Communication engines — multi-persona, voice-matched outbound across email, social DMs, and review platforms. Hundreds of interactions a week; humans see only the exceptions.
Content-generation verticals — end-to-end engines: brand research, creative rendering, QA against brand systems, scheduling, and performance reporting. The whole pipeline, not a writing assistant.
Reputation & presence — review response across Google and the major vertical review platforms; Wikipedia and Reddit presence management; the public-facing layer most firms handle reactively, run proactively.
Data & intelligence platforms — multi-source ingestion under hard rate-limit budgets, AI summarization with groundedness checks, drift detection, and automated data-health audits. See the flagship platform below for the live example.
The connective tissue — custom MCP servers in production, deployed as OAuth-protected connectors, so every system above speaks to every tool below it.
Flagship build: autonomous data intelligence, zero staff
The clearest demonstration of what AI-native actually means is a platform I run with zero staff: a public-data intelligence system tracking thousands of entities, the documents they produce, and the financial filings that connect them — across 56 jurisdictions.

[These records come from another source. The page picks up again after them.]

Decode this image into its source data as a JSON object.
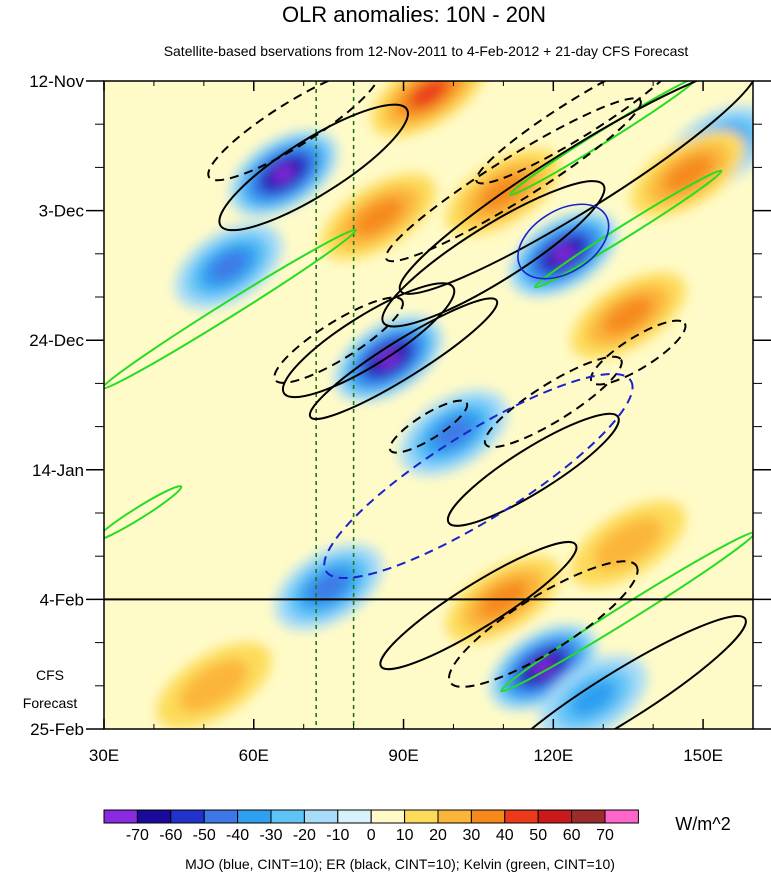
{
  "chart_data": {
    "type": "heatmap",
    "title": "OLR anomalies: 10N - 20N",
    "subtitle": "Satellite-based bservations from 12-Nov-2011 to 4-Feb-2012 + 21-day CFS Forecast",
    "x_axis": {
      "range": [
        30,
        160
      ],
      "ticks": [
        30,
        60,
        90,
        120,
        150
      ],
      "tick_labels": [
        "30E",
        "60E",
        "90E",
        "120E",
        "150E"
      ]
    },
    "y_axis": {
      "range_days": [
        0,
        105
      ],
      "ticks_days": [
        0,
        21,
        42,
        63,
        84,
        105
      ],
      "tick_labels": [
        "12-Nov",
        "3-Dec",
        "24-Dec",
        "14-Jan",
        "4-Feb",
        "25-Feb"
      ]
    },
    "forecast_start_day": 84,
    "forecast_label": [
      "CFS",
      "Forecast"
    ],
    "reference_lines_lon": [
      72.5,
      80
    ],
    "colorbar": {
      "unit": "W/m^2",
      "levels": [
        -70,
        -60,
        -50,
        -40,
        -30,
        -20,
        -10,
        0,
        10,
        20,
        30,
        40,
        50,
        60,
        70
      ],
      "level_labels": [
        "-70",
        "-60",
        "-50",
        "-40",
        "-30",
        "-20",
        "-10",
        "0",
        "10",
        "20",
        "30",
        "40",
        "50",
        "60",
        "70"
      ],
      "colors": [
        "#8a2be2",
        "#1a0a9c",
        "#2233cc",
        "#3f78e6",
        "#2f9ff0",
        "#5ec4f6",
        "#a8dcf8",
        "#d8f2fc",
        "#fffbc8",
        "#fddb5a",
        "#fbb53a",
        "#f58a1a",
        "#ea3a1a",
        "#c81a1a",
        "#9c2b2b",
        "#ff66cc"
      ]
    },
    "negative_centers": [
      {
        "lon": 66,
        "day": 15,
        "min": -70
      },
      {
        "lon": 122,
        "day": 28,
        "min": -70
      },
      {
        "lon": 87,
        "day": 45,
        "min": -70
      },
      {
        "lon": 100,
        "day": 57,
        "min": -40
      },
      {
        "lon": 118,
        "day": 95,
        "min": -70
      },
      {
        "lon": 153,
        "day": 11,
        "min": -40
      },
      {
        "lon": 55,
        "day": 30,
        "min": -40
      },
      {
        "lon": 75,
        "day": 82,
        "min": -40
      },
      {
        "lon": 128,
        "day": 100,
        "min": -30
      }
    ],
    "positive_centers": [
      {
        "lon": 85,
        "day": 22,
        "max": 30
      },
      {
        "lon": 110,
        "day": 18,
        "max": 30
      },
      {
        "lon": 135,
        "day": 38,
        "max": 30
      },
      {
        "lon": 147,
        "day": 15,
        "max": 30
      },
      {
        "lon": 95,
        "day": 2,
        "max": 40
      },
      {
        "lon": 110,
        "day": 84,
        "max": 30
      },
      {
        "lon": 135,
        "day": 75,
        "max": 20
      },
      {
        "lon": 52,
        "day": 98,
        "max": 20
      }
    ],
    "contour_sets": [
      {
        "name": "MJO",
        "color": "blue",
        "cint": 10
      },
      {
        "name": "ER",
        "color": "black",
        "cint": 10
      },
      {
        "name": "Kelvin",
        "color": "green",
        "cint": 10
      }
    ],
    "contours": {
      "er_solid": [
        {
          "lon": 72,
          "day": 14,
          "a": 22,
          "b": 4.5
        },
        {
          "lon": 125,
          "day": 16,
          "a": 42,
          "b": 5
        },
        {
          "lon": 108,
          "day": 28,
          "a": 26,
          "b": 4.5
        },
        {
          "lon": 83,
          "day": 42,
          "a": 20,
          "b": 4
        },
        {
          "lon": 90,
          "day": 45,
          "a": 22,
          "b": 3
        },
        {
          "lon": 116,
          "day": 63,
          "a": 20,
          "b": 3.5
        },
        {
          "lon": 105,
          "day": 85,
          "a": 23,
          "b": 3.5
        },
        {
          "lon": 133,
          "day": 100,
          "a": 30,
          "b": 4
        }
      ],
      "er_dashed": [
        {
          "lon": 68,
          "day": 7,
          "a": 20,
          "b": 3.5
        },
        {
          "lon": 125,
          "day": 6,
          "a": 24,
          "b": 3
        },
        {
          "lon": 112,
          "day": 16,
          "a": 30,
          "b": 3.5
        },
        {
          "lon": 77,
          "day": 42,
          "a": 15,
          "b": 3
        },
        {
          "lon": 95,
          "day": 56,
          "a": 9,
          "b": 2
        },
        {
          "lon": 120,
          "day": 52,
          "a": 16,
          "b": 3
        },
        {
          "lon": 137,
          "day": 44,
          "a": 11,
          "b": 2.5
        },
        {
          "lon": 118,
          "day": 88,
          "a": 22,
          "b": 4.5
        }
      ],
      "mjo_dashed": {
        "lon": 105,
        "day": 64,
        "a": 36,
        "b": 7
      },
      "mjo_solid": {
        "lon": 122,
        "day": 26,
        "a": 10,
        "b": 5
      },
      "kelvin": [
        {
          "lon": 55,
          "day": 37,
          "a": 30,
          "b": 1.2
        },
        {
          "lon": 130,
          "day": 9,
          "a": 22,
          "b": 1
        },
        {
          "lon": 135,
          "day": 24,
          "a": 22,
          "b": 1
        },
        {
          "lon": 135,
          "day": 86,
          "a": 30,
          "b": 1.3
        },
        {
          "lon": 37,
          "day": 70,
          "a": 10,
          "b": 0.9
        }
      ]
    },
    "footnote": "MJO (blue, CINT=10); ER (black, CINT=10); Kelvin (green, CINT=10)"
  }
}
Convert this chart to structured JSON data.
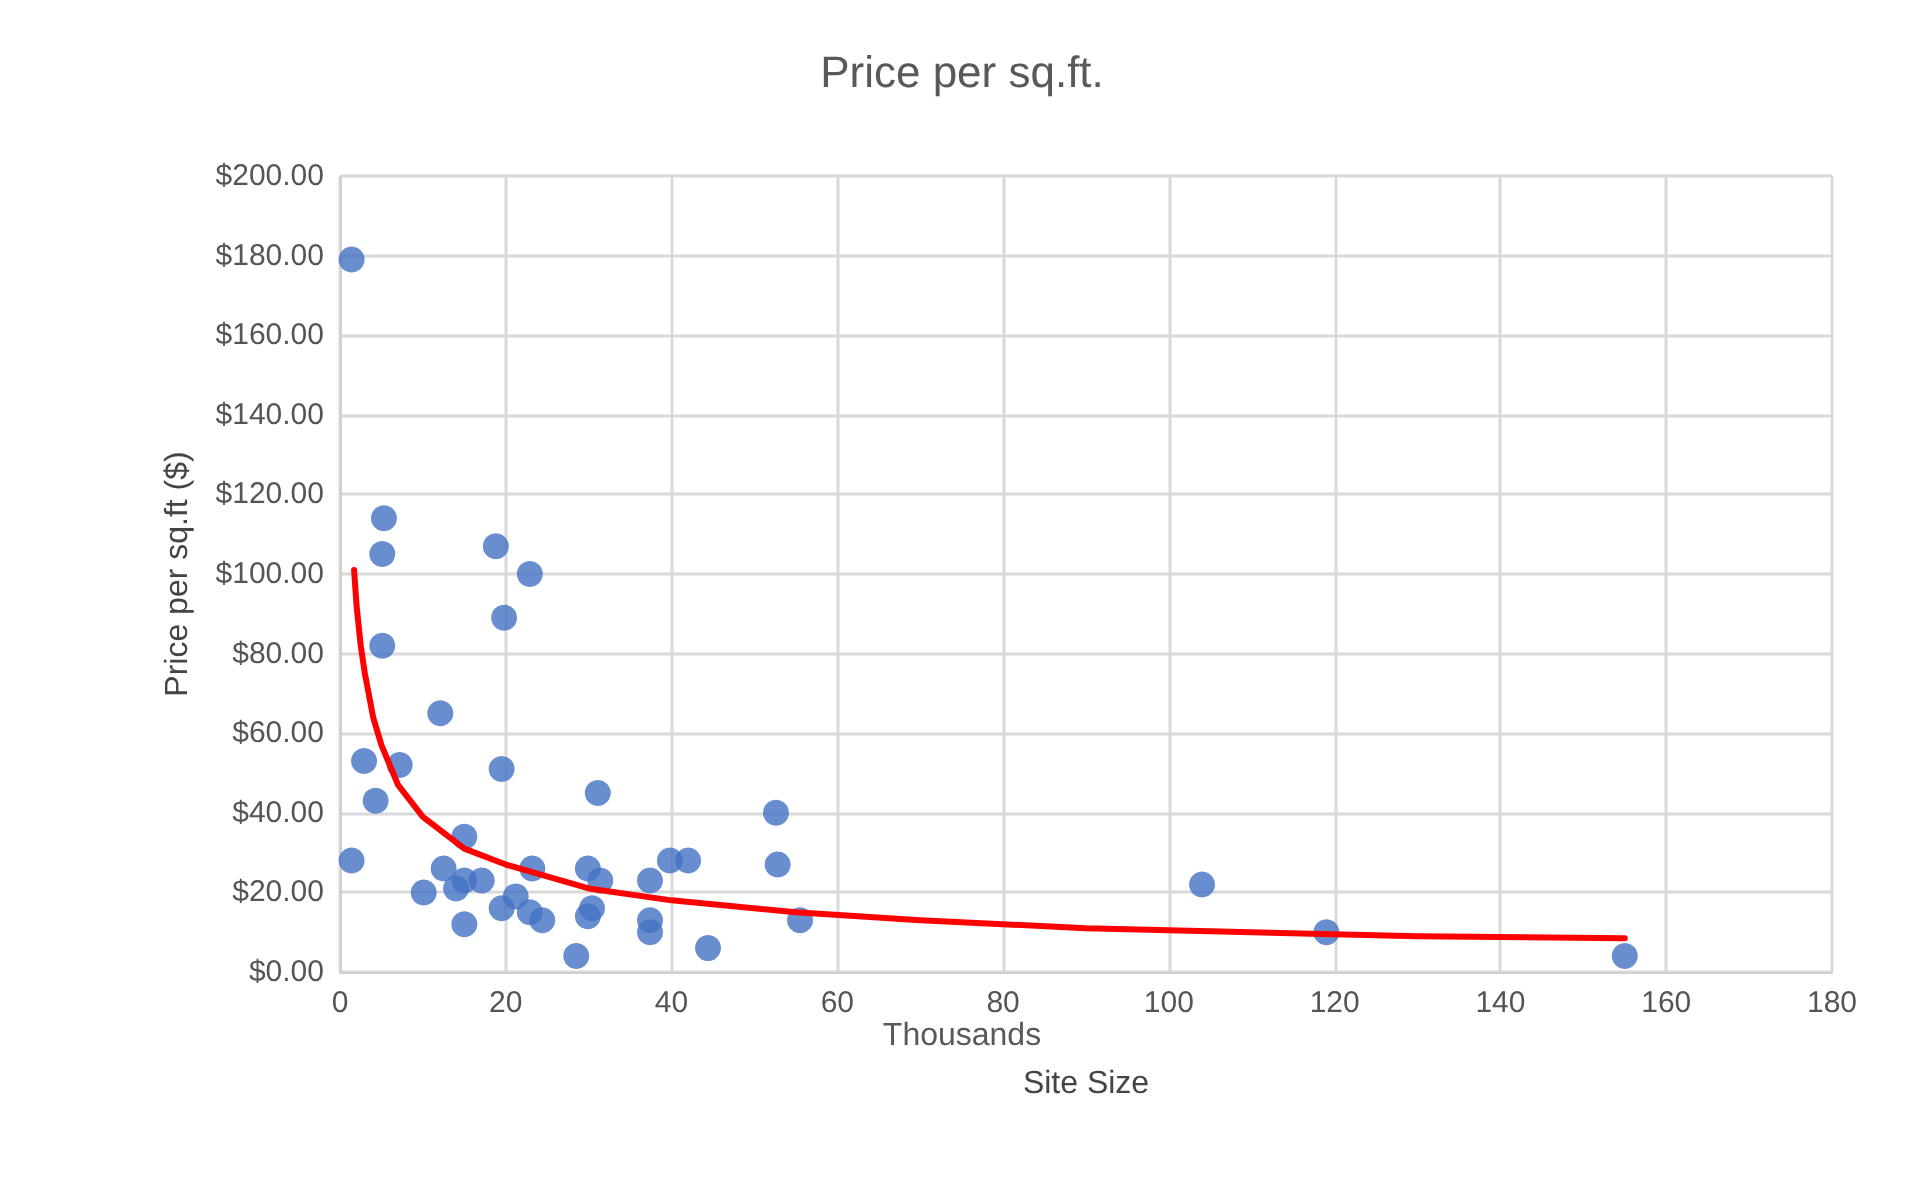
{
  "chart_data": {
    "type": "scatter",
    "title": "Price per sq.ft.",
    "xlabel": "Site Size",
    "ylabel": "Price per sq.ft ($)",
    "annotations": [
      "Thousands"
    ],
    "xlim": [
      0,
      180
    ],
    "xticks": [
      0,
      20,
      40,
      60,
      80,
      100,
      120,
      140,
      160,
      180
    ],
    "ylim": [
      0,
      200
    ],
    "yticks": [
      {
        "value": 0,
        "label": "$0.00"
      },
      {
        "value": 20,
        "label": "$20.00"
      },
      {
        "value": 40,
        "label": "$40.00"
      },
      {
        "value": 60,
        "label": "$60.00"
      },
      {
        "value": 80,
        "label": "$80.00"
      },
      {
        "value": 100,
        "label": "$100.00"
      },
      {
        "value": 120,
        "label": "$120.00"
      },
      {
        "value": 140,
        "label": "$140.00"
      },
      {
        "value": 160,
        "label": "$160.00"
      },
      {
        "value": 180,
        "label": "$180.00"
      },
      {
        "value": 200,
        "label": "$200.00"
      }
    ],
    "grid": true,
    "marker": "circle",
    "series": [
      {
        "color": "#4472c4",
        "x": [
          1.4,
          5.3,
          5.1,
          5.1,
          18.8,
          19.8,
          22.9,
          12.1,
          2.9,
          7.2,
          19.5,
          4.3,
          31.1,
          52.6,
          15,
          1.4,
          12.5,
          14,
          15,
          17.1,
          10.1,
          15,
          19.5,
          21.2,
          22.9,
          24.4,
          23.2,
          29.9,
          31.4,
          29.9,
          30.4,
          28.5,
          37.4,
          37.4,
          37.4,
          39.8,
          42,
          44.4,
          52.8,
          55.5,
          104,
          119,
          155
        ],
        "values": [
          179,
          114,
          105,
          82,
          107,
          89,
          100,
          65,
          53,
          52,
          51,
          43,
          45,
          40,
          34,
          28,
          26,
          21,
          23,
          23,
          20,
          12,
          16,
          19,
          15,
          13,
          26,
          26,
          23,
          14,
          16,
          4,
          23,
          13,
          10,
          28,
          28,
          6,
          27,
          13,
          22,
          10,
          4
        ]
      },
      {
        "type": "line",
        "color": "#ff0000",
        "marker": "none",
        "line_style": "solid",
        "x": [
          1.7,
          2,
          2.5,
          3,
          4,
          5,
          7,
          10,
          15,
          20,
          30,
          40,
          55,
          70,
          90,
          110,
          130,
          155
        ],
        "values": [
          101,
          92,
          82,
          75,
          64,
          57,
          47,
          39,
          31,
          27,
          21,
          18,
          15,
          13,
          11,
          10,
          9,
          8.5
        ]
      }
    ]
  }
}
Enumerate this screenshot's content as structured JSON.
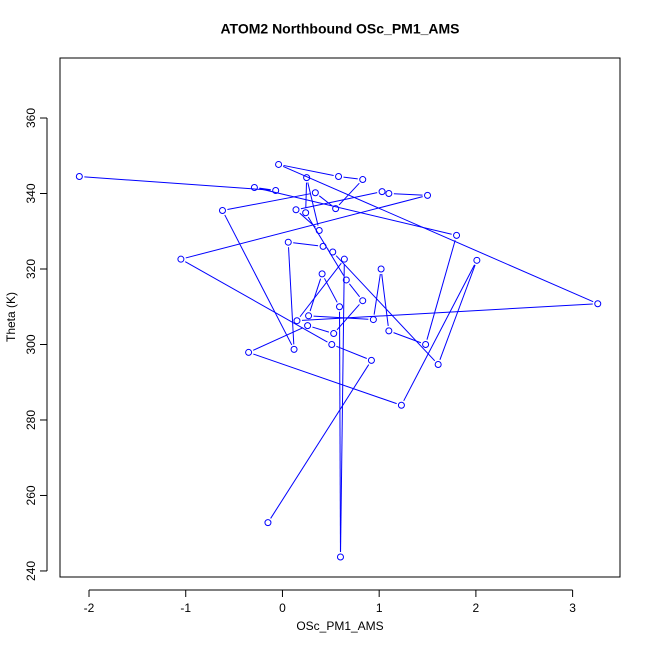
{
  "chart_data": {
    "type": "scatter",
    "title": "ATOM2 Northbound OSc_PM1_AMS",
    "x_label": "OSc_PM1_AMS",
    "y_label": "Theta (K)",
    "xlim": [
      -2.3,
      3.49
    ],
    "ylim": [
      238.4,
      375.9
    ],
    "xticks": [
      -2,
      -1,
      0,
      1,
      2,
      3
    ],
    "yticks": [
      240,
      260,
      280,
      300,
      320,
      340,
      360
    ],
    "series": [
      {
        "color": "#0000ff",
        "x": [
          -2.1,
          -0.07,
          -0.29,
          1.8,
          1.48,
          1.1,
          1.02,
          0.94,
          0.27,
          0.41,
          0.59,
          0.6,
          0.64,
          0.15,
          3.26,
          -0.04,
          0.58,
          0.83,
          0.55,
          0.34,
          -0.62,
          0.12,
          0.06,
          0.42,
          0.52,
          1.61,
          2.01,
          1.23,
          -0.35,
          0.26,
          0.53,
          0.83,
          0.66,
          0.24,
          0.25,
          0.38,
          0.14,
          1.03,
          1.1,
          1.5,
          -1.05,
          0.51,
          0.92,
          -0.15
        ],
        "values": [
          344.5,
          340.8,
          341.6,
          328.9,
          300.0,
          303.6,
          320.0,
          306.6,
          307.6,
          318.7,
          310.0,
          243.7,
          322.6,
          306.3,
          310.8,
          347.7,
          344.5,
          343.7,
          336.0,
          340.2,
          335.5,
          298.7,
          327.1,
          326.0,
          324.5,
          294.7,
          322.3,
          283.9,
          297.9,
          305.0,
          302.9,
          311.6,
          317.1,
          334.9,
          344.2,
          330.2,
          335.7,
          340.5,
          340.0,
          339.5,
          322.6,
          300.0,
          295.8,
          252.8
        ]
      }
    ]
  }
}
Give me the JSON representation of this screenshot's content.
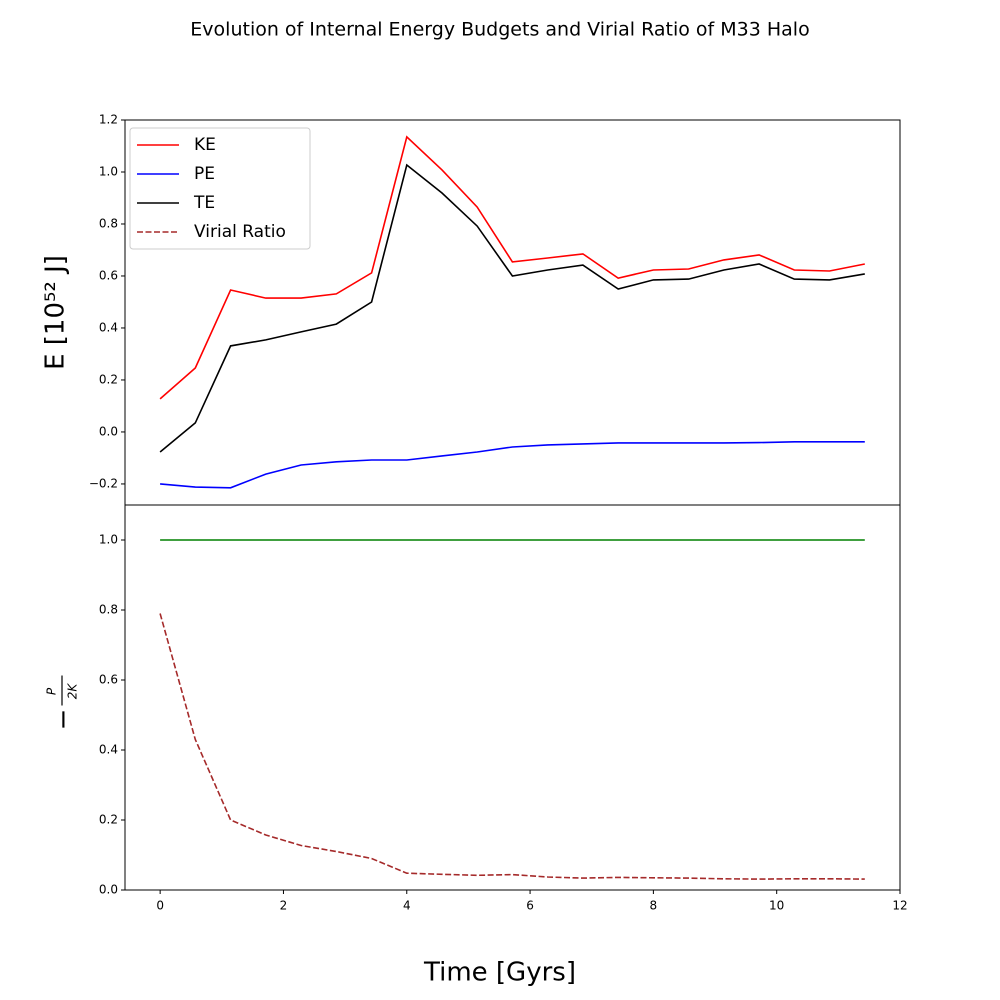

The numbers a CTO will care about:
- 8,000+ entity profiles — synced on scheduled, unattended pipelines, with status and role changes caught automatically
- 13,000+ documents ingested and AI-summarized, with groundedness checks before a summary ever reaches an end user
- 34,000+ geographic records across 56 jurisdictions, so any user can resolve every relevant record from a single location lookup
- Five authoritative data sources — registries, filing databases, and geographic datasets — reconciled into one schema, including parsing disclosure PDFs that were never meant to be machine-read
- Hard API budgets, engineered around — one upstream source allows 250 requests a day; the sync pipelines rotate segments across the week to live inside that budget without ever going stale
- Automated data-health audits — stale records, orphaned relationships, and broken sources get caught by the system, not by users
No data-entry team. No moderation queue. The humans in the loop are the readers. That's the operating model I bring to commercial systems.
How I know it works
Anyone can demo an agent. The enterprise question is how you know it's still right on day 200.
Evals before deploys — golden datasets and evaluation harnesses for anything client-facing; prompts are release artifacts with version control and change review.
Observability end to end — every prompt, tool call, and outcome traced. When something drifts, I see it before the client does.
Drift is assumed, not discovered — scheduled regression runs and data-health audits, because model behavior changes even when your code doesn't.
How I work
Discovery — map the workflow, the tools it touches, and the specific hours it's costing you.
Pilot — a fixed-scope build on one workflow, typically live in 6–8 weeks, with a clear success metric agreed up front.
Production — hardened, monitored, and rolled out with your team trained on it.
Support — ongoing monitoring, iteration, and expansion to the next workflow.
Built to be trusted
Your data stays yours — systems run against your own accounts with scoped, least-privilege credentials and permission boundaries at every tool interface. PII never lands where it doesn't belong.
Guardrails, then autonomy — approval gates on anything irreversible or client-facing, with the explicit goal of retiring each gate as the eval record earns it. Minimal human-in-the-loop isn't recklessness — it's the dividend of testing.
Observable and reversible — every agent action logged and traceable, failures degrade safely, and there's always a way back.